Die Furcht vor den Auswirkungen der Schuldenkrise und einer weltweiten Rezession haben der Antikrisen-Währung auf das ganze Jahr zu einem zehnprozentigen Kursplus verholfen. Sein Rekordhoch von 1920,30 Dollar vom September konnte Gold allerdings nicht halten.

Das letzte Jahresviertel verlief für das Edelmetall alles andere als glänzend. Erstmals seit dreieinhalb Jahren beendete es ein Quartal mit einem Minus. Ein Grund für den Preisverfall war die Aufwertung des Dollar, die Gold für Investoren außerhalb der USA verteuert.

Im September folgte eine Schwächephase und der Goldpreise fiel zurück bis an die Marke von 1600 Dollar. Fachleute sehen die Ursache unter anderem in der angespannten Lage vieler großer Investoren im Zuge der Euro-Schuldenkrise. "Zuletzt suchten die Investoren Liquidität", erklärte Experte Weinberg den Preisrutsch.
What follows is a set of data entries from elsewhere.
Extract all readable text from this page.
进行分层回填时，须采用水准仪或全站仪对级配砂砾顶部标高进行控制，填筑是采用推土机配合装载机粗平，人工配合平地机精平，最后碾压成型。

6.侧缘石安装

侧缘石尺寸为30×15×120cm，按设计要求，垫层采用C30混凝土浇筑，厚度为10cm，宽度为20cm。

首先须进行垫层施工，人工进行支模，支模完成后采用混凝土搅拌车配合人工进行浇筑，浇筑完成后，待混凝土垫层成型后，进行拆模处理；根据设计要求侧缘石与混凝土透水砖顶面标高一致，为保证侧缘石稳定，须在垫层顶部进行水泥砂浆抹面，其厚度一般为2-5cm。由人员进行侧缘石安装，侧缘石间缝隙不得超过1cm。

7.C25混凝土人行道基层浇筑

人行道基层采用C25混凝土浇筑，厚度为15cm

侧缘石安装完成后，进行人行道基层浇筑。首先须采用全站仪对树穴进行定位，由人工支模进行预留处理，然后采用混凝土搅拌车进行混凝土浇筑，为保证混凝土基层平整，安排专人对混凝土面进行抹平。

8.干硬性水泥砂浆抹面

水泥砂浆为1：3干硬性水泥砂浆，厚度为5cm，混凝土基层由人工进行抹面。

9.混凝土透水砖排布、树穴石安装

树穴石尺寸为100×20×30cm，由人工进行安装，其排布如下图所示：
Die Bilanz 2011 der übrigen Edelmetall fällt noch schlechter aus. Silber, Platin und Palladium verloren in den vergangenen Monaten zwischen elf und 22 Prozent an Wert, weil sie – anders als Gold – von Investoren eher als Industriemetalle denn als sichere Geldanlage wahrgenommen werden. Silber wird in der Medizintechnik und der Computerindustrie benötigt. Platin und Palladium kommen bei der Herstellung von Autokatalysatoren zum Einsatz.